Public health measures
Physical distancing duties are set out in regulation 4(1) of the Health Protection (Coronavirus) (Restrictions) (Scotland) Regulations 2020.
All reasonable measures will be taken to implement physical distancing (currently 2 metres) in all relevant areas of colleges. In planning for physical distancing, colleges will adopt the procedures set out in COVID-19 information and guidance for non-healthcare settings.
Physical distancing applies to all parts of the college campus, including entrances and exits, break rooms, canteens and similar settings. Colleges will take a risk-based approach and put in place measures to manage brief interactions within 2 metres which cannot reasonably be avoided, such as limited numbers of people passing each other in corridors.
Where physical distancing cannot be followed in full in relation to a particular activity, colleges should consider whether that activity needs to continue, and, if so, take all the mitigating actions possible to reduce the risk of transmission.
Examples of actions colleges will also consider include:
- the use of space by staff and students to ensure adherence to physical distancing guidance. This will be determined by a variety of factors including the dimensions and layout of buildings and the requirements of different curriculum areas
- the use of clear, appropriate signage across campuses
- physical adjustments such as the use of physical barriers (eg. perspex screens) at reception points, service desks and till/pay points
- one-way systems, clear signage and special controls on access to constrained spaces such as toilets and changing rooms while adhering to physical distancing guidance
- other measures such as staggered start times, shifts and part-time working to minimise the numbers of staff on campus and in specific buildings at any one time. This will include considering timings of classes and other activities to ensure physical distancing is adhered to. Any temporary amendment to terms and conditions is a matter for local negotiation
On-campus activity will be undertaken only when deemed safe to do so through appropriate risk assessment and when safety measures are in place.
Where capacity constraints or safety and wellbeing considerations mean that students or staff cannot physically be on campus, colleges will continue to support remote learning or home working. There should be a particular focus on addressing digital exclusion as part of these arrangements.

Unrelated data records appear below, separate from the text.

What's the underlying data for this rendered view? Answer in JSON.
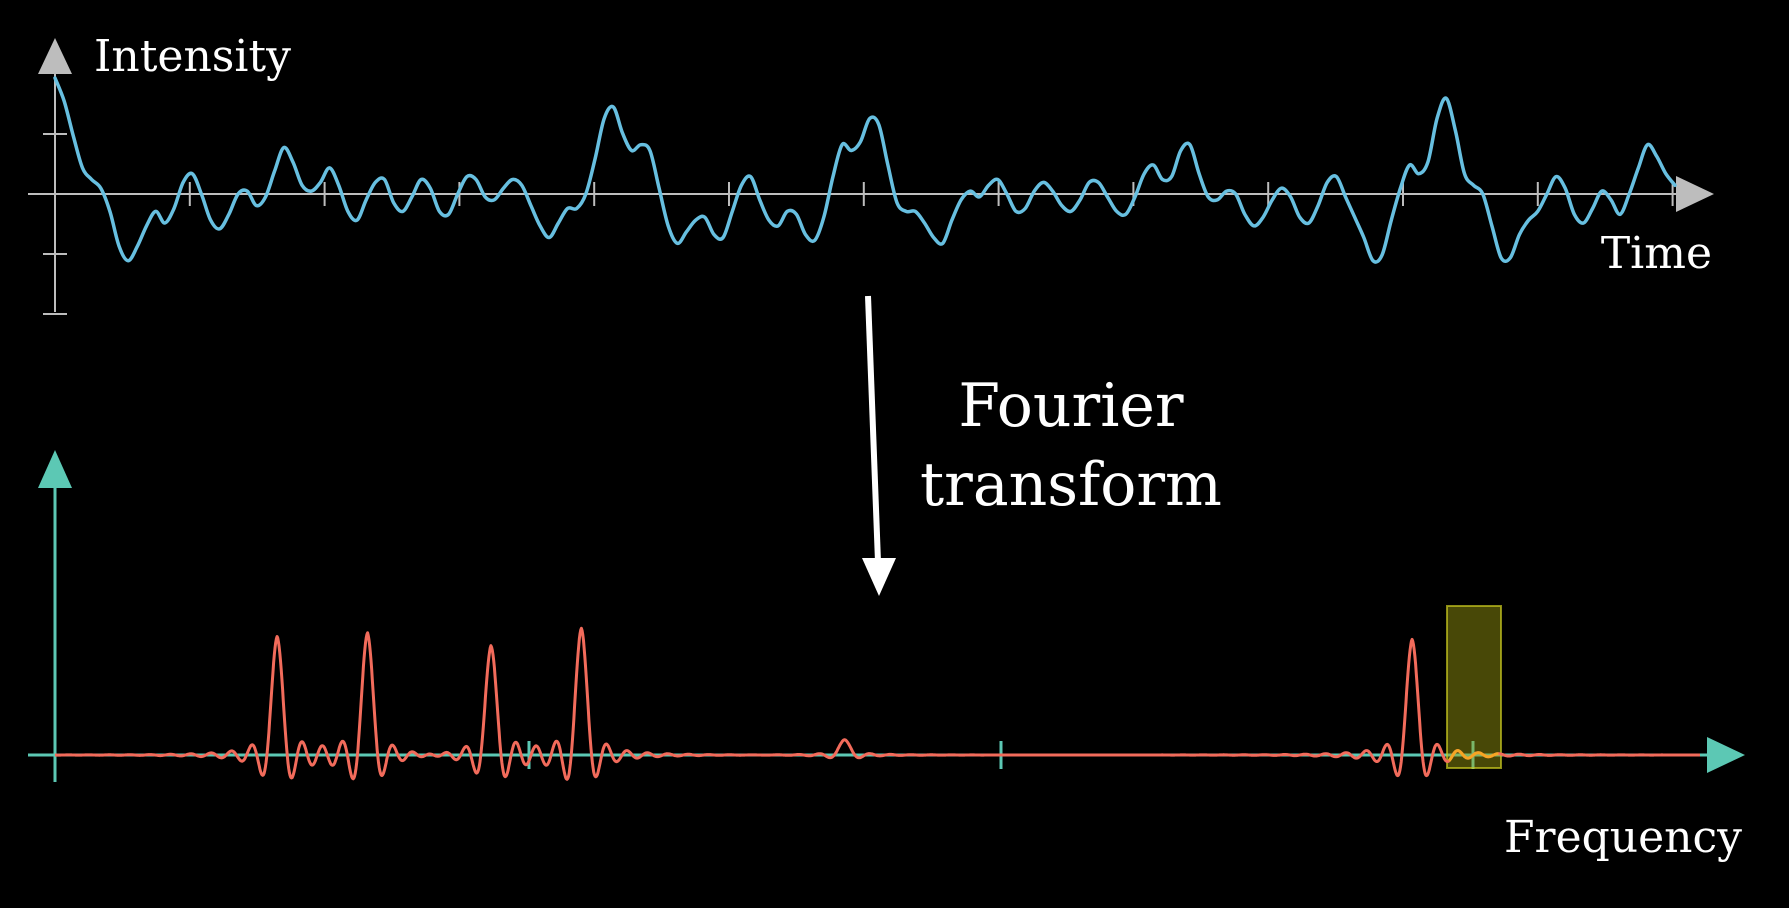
{
  "labels": {
    "y_axis_top": "Intensity",
    "x_axis_top": "Time",
    "caption_line1": "Fourier",
    "caption_line2": "transform",
    "x_axis_bottom": "Frequency"
  },
  "colors": {
    "background": "#000000",
    "axis_gray": "#bdbdbd",
    "axis_teal": "#5cc8b4",
    "signal_blue": "#67bfe0",
    "spectrum_red": "#f26b5b",
    "highlight_yellow": "#c8c820",
    "highlight_peak": "#f5a623",
    "arrow_white": "#ffffff"
  },
  "time_signal": {
    "description_free": true,
    "samples": [
      2.0,
      1.6,
      1.0,
      0.45,
      0.25,
      0.1,
      -0.3,
      -0.9,
      -1.15,
      -0.9,
      -0.55,
      -0.3,
      -0.5,
      -0.25,
      0.2,
      0.35,
      0.0,
      -0.45,
      -0.6,
      -0.35,
      0.0,
      0.05,
      -0.2,
      -0.05,
      0.4,
      0.8,
      0.55,
      0.15,
      0.05,
      0.2,
      0.45,
      0.15,
      -0.3,
      -0.45,
      -0.1,
      0.2,
      0.25,
      -0.15,
      -0.3,
      -0.05,
      0.25,
      0.1,
      -0.3,
      -0.35,
      0.0,
      0.3,
      0.25,
      -0.05,
      -0.1,
      0.1,
      0.25,
      0.15,
      -0.2,
      -0.55,
      -0.75,
      -0.5,
      -0.25,
      -0.25,
      0.0,
      0.6,
      1.3,
      1.5,
      1.05,
      0.75,
      0.85,
      0.75,
      0.1,
      -0.55,
      -0.85,
      -0.65,
      -0.45,
      -0.4,
      -0.7,
      -0.75,
      -0.3,
      0.15,
      0.3,
      -0.1,
      -0.45,
      -0.55,
      -0.3,
      -0.35,
      -0.7,
      -0.8,
      -0.4,
      0.3,
      0.85,
      0.75,
      0.9,
      1.3,
      1.2,
      0.5,
      -0.15,
      -0.3,
      -0.3,
      -0.5,
      -0.75,
      -0.85,
      -0.45,
      -0.1,
      0.05,
      -0.05,
      0.15,
      0.25,
      0.0,
      -0.3,
      -0.25,
      0.05,
      0.2,
      0.05,
      -0.2,
      -0.3,
      -0.1,
      0.2,
      0.2,
      -0.05,
      -0.3,
      -0.35,
      -0.05,
      0.35,
      0.5,
      0.25,
      0.3,
      0.75,
      0.85,
      0.35,
      -0.05,
      -0.1,
      0.05,
      0.0,
      -0.35,
      -0.55,
      -0.4,
      -0.1,
      0.1,
      -0.05,
      -0.4,
      -0.5,
      -0.2,
      0.2,
      0.3,
      -0.05,
      -0.4,
      -0.75,
      -1.15,
      -1.05,
      -0.45,
      0.1,
      0.5,
      0.35,
      0.55,
      1.3,
      1.65,
      1.1,
      0.35,
      0.15,
      0.0,
      -0.55,
      -1.1,
      -1.1,
      -0.7,
      -0.45,
      -0.3,
      0.0,
      0.3,
      0.1,
      -0.35,
      -0.5,
      -0.25,
      0.05,
      -0.1,
      -0.35,
      0.0,
      0.45,
      0.85,
      0.65,
      0.35,
      0.15
    ]
  },
  "spectrum": {
    "peaks": [
      {
        "freq": 0.135,
        "amplitude": 1.0
      },
      {
        "freq": 0.19,
        "amplitude": 1.03
      },
      {
        "freq": 0.265,
        "amplitude": 0.92
      },
      {
        "freq": 0.32,
        "amplitude": 1.07
      },
      {
        "freq": 0.48,
        "amplitude": 0.13
      },
      {
        "freq": 0.825,
        "amplitude": 0.98
      }
    ],
    "highlighted_peak_index": 5
  }
}
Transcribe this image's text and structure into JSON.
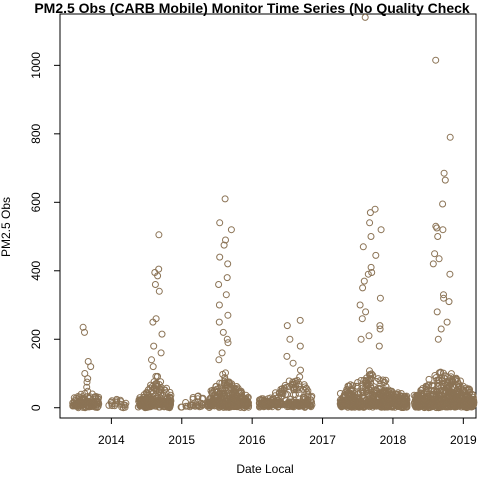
{
  "chart_data": {
    "type": "scatter",
    "title": "PM2.5 Obs (CARB Mobile) Monitor Time Series (No Quality Check",
    "xlabel": "Date Local",
    "ylabel": "PM2.5 Obs",
    "x_ticks": [
      "2014",
      "2015",
      "2016",
      "2017",
      "2018",
      "2019"
    ],
    "y_ticks": [
      "0",
      "200",
      "400",
      "600",
      "800",
      "1000"
    ],
    "xlim": [
      2013.27,
      2019.18
    ],
    "ylim": [
      -30,
      1150
    ],
    "grid": false,
    "legend": "none",
    "marker": "open circle",
    "marker_color": "#8b7355",
    "clusters": [
      {
        "start": 2013.45,
        "end": 2013.82,
        "n": 120,
        "base": 12,
        "spread": 18,
        "peak_center": 2013.65,
        "peaks": [
          235,
          220,
          135,
          120,
          100,
          85,
          75,
          60
        ]
      },
      {
        "start": 2013.95,
        "end": 2014.25,
        "n": 18,
        "base": 8,
        "spread": 8,
        "peak_center": 2014.1,
        "peaks": [
          22,
          18
        ]
      },
      {
        "start": 2014.38,
        "end": 2014.85,
        "n": 240,
        "base": 14,
        "spread": 22,
        "peak_center": 2014.65,
        "peaks": [
          505,
          405,
          395,
          385,
          360,
          340,
          260,
          250,
          215,
          180,
          160,
          140,
          120
        ]
      },
      {
        "start": 2014.98,
        "end": 2015.38,
        "n": 30,
        "base": 10,
        "spread": 10,
        "peak_center": 2015.2,
        "peaks": [
          30,
          25
        ]
      },
      {
        "start": 2015.38,
        "end": 2015.95,
        "n": 300,
        "base": 15,
        "spread": 24,
        "peak_center": 2015.62,
        "peaks": [
          610,
          540,
          520,
          490,
          475,
          440,
          420,
          380,
          360,
          330,
          300,
          270,
          250,
          220,
          200,
          190,
          160,
          140
        ]
      },
      {
        "start": 2016.1,
        "end": 2016.85,
        "n": 240,
        "base": 14,
        "spread": 20,
        "peak_center": 2016.6,
        "peaks": [
          255,
          240,
          200,
          180,
          150,
          130,
          110,
          90,
          75
        ]
      },
      {
        "start": 2017.25,
        "end": 2018.2,
        "n": 520,
        "base": 14,
        "spread": 26,
        "peak_center": 2017.68,
        "peaks": [
          1140,
          580,
          570,
          540,
          520,
          500,
          470,
          445,
          410,
          395,
          390,
          370,
          350,
          320,
          300,
          280,
          260,
          240,
          230,
          210,
          200,
          180
        ]
      },
      {
        "start": 2018.3,
        "end": 2019.15,
        "n": 560,
        "base": 16,
        "spread": 28,
        "peak_center": 2018.72,
        "peaks": [
          1015,
          790,
          685,
          665,
          595,
          530,
          525,
          520,
          500,
          450,
          435,
          420,
          390,
          330,
          320,
          310,
          280,
          250,
          230,
          200
        ]
      }
    ]
  }
}
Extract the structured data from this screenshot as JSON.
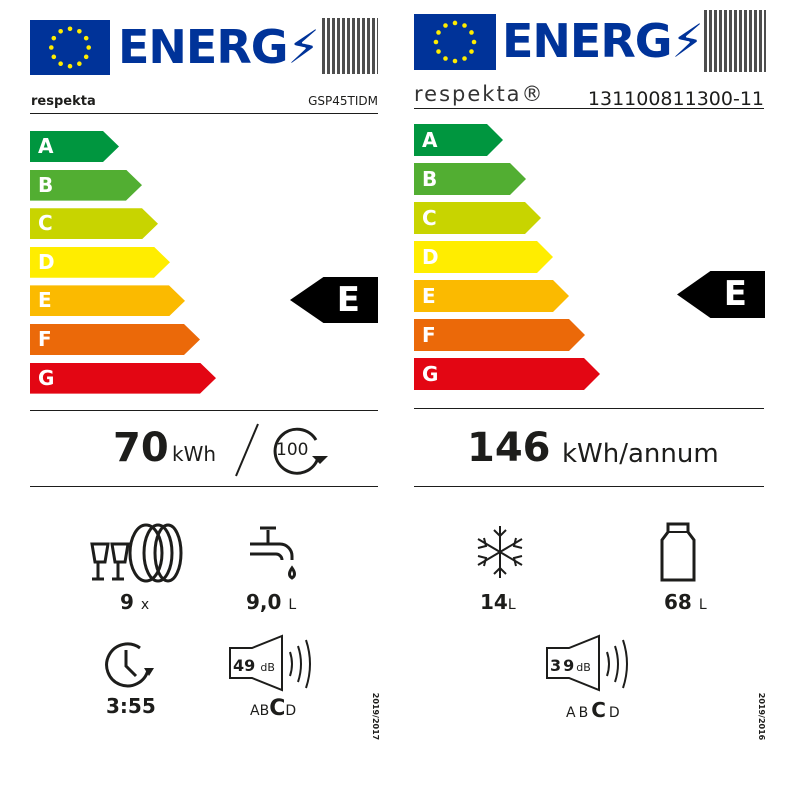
{
  "colors": {
    "eu_blue": "#003399",
    "star": "#ffed00",
    "A": "#00963f",
    "B": "#52ae32",
    "C": "#c8d400",
    "D": "#ffed00",
    "E": "#fbba00",
    "F": "#eb6909",
    "G": "#e30613"
  },
  "classes": [
    "A",
    "B",
    "C",
    "D",
    "E",
    "F",
    "G"
  ],
  "left": {
    "header": "ENERG",
    "brand": "respekta",
    "model": "GSP45TIDM",
    "rating": "E",
    "energy_value": "70",
    "energy_unit": "kWh",
    "cycles": "100",
    "place_settings": "9",
    "place_settings_unit": "x",
    "water": "9,0",
    "water_unit": "L",
    "duration": "3:55",
    "noise": "49",
    "noise_unit": "dB",
    "noise_classes": [
      "A",
      "B",
      "C",
      "D"
    ],
    "noise_class": "C",
    "regulation": "2019/2017"
  },
  "right": {
    "header": "ENERG",
    "brand": "respekta®",
    "model": "131100811300-11",
    "rating": "E",
    "energy_value": "146",
    "energy_unit": "kWh/annum",
    "freezer": "14",
    "freezer_unit": "L",
    "fridge": "68",
    "fridge_unit": "L",
    "noise": "39",
    "noise_unit": "dB",
    "noise_classes": [
      "A",
      "B",
      "C",
      "D"
    ],
    "noise_class": "C",
    "regulation": "2019/2016"
  }
}
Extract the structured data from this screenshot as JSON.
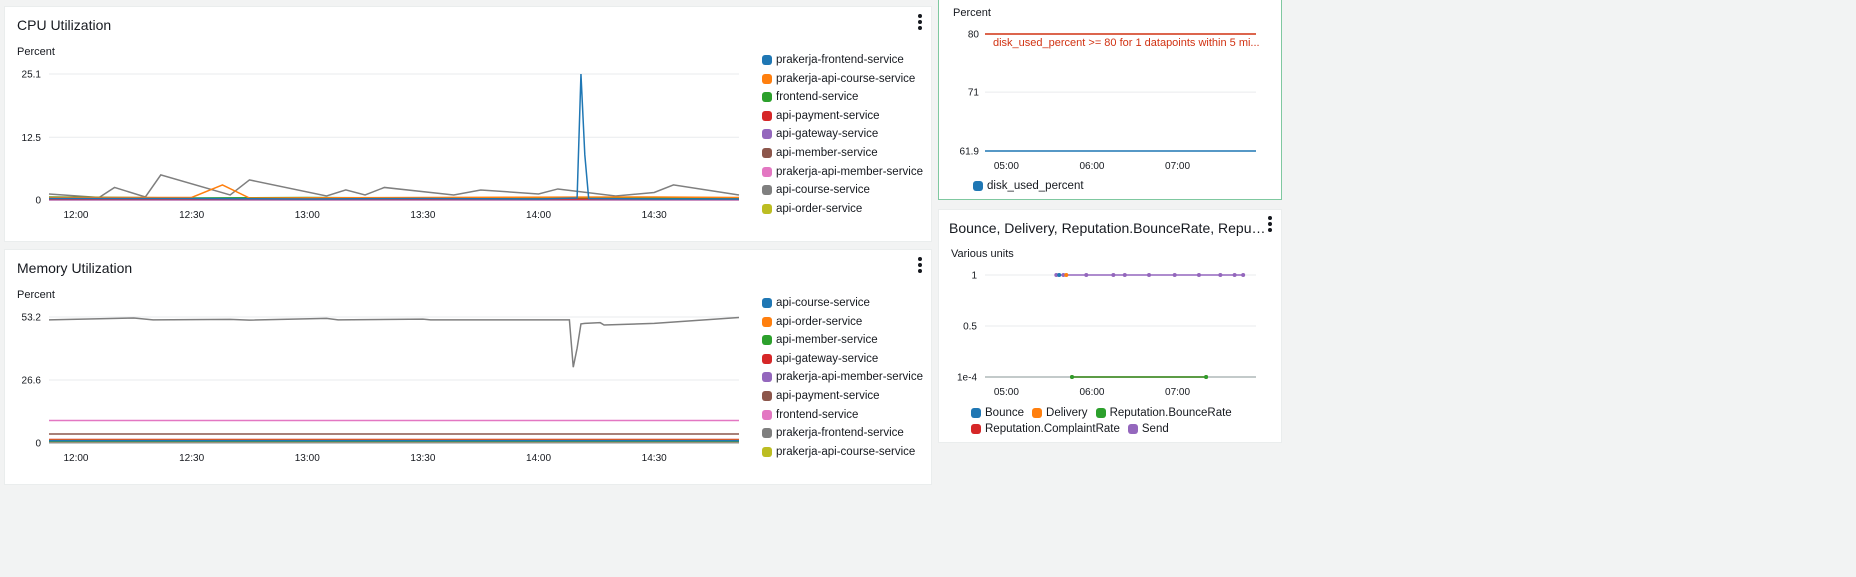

Staff and students should practice hand and respiratory hygiene as summarised in COVID-19 guidance for non-healthcare with further information available from NHS Inform (such as frequent hand washing). Colleges will follow guidance in the provision of appropriate hygiene facilities (such as hand sanitising facilities), particularly at key areas such as entry and exit points, as well as guidance on opening public and customer toilets. .
COVID-19 guidance for non-healthcare settings sets out the expected cleaning regime. Routine cleaning should ensure regular cleaning schedules and procedures are in place using a product which is active against bacteria and viruses. Also regular (at least twice daily) cleaning of commonly touched objects and surfaces (telephones, keyboards, door handles, desks, countertops etc.) relevant to the setting. Consideration should also be given to ventilation.
The guidance also provides advice on environmental decontamination (cleaning and disinfection) after a possible case has left the workplace. If a risk assessment of the setting indicates that a higher level of contamination may be present (for example, where unwell individuals have been present or there is visible contamination with body fluids), then the need for additional PPE such as an apron and gloves should be considered.
COVID-19 guidance for non-healthcare settings sets out guidance on use of PPE. This advice confirms that workplaces should use PPE consistent with local policies and in line with measures justified by risk assessment. There is no evidence of benefit to support the use of face masks outside healthcare environments therefore the advice on medical grade face masks is that their use is not currently recommended for the general population.
Health and Safety Executive recommends a risk-based approach focussed on a hierarchy of control which seeks to reduce risk to the lowest reasonable practicable level. This will help determine in which settings and what type of PPE would be appropriate. Colleges have considerable expertise in determining PPE requirements based on risk assessment. Where the need for PPE is identified, it will be clearly communicated to staff and students and will be readily available.
It is important to note the difference between face masks and face coverings. Face masks are surgical or medical grade masks that are used in health and social care settings. Face coverings are made from cloth or other textiles that cover the mouth and nose and through which you can breathe. The Scottish Government has published guidance on the use of personal face coverings. Should face coverings be required this will also be communicated to staff and students.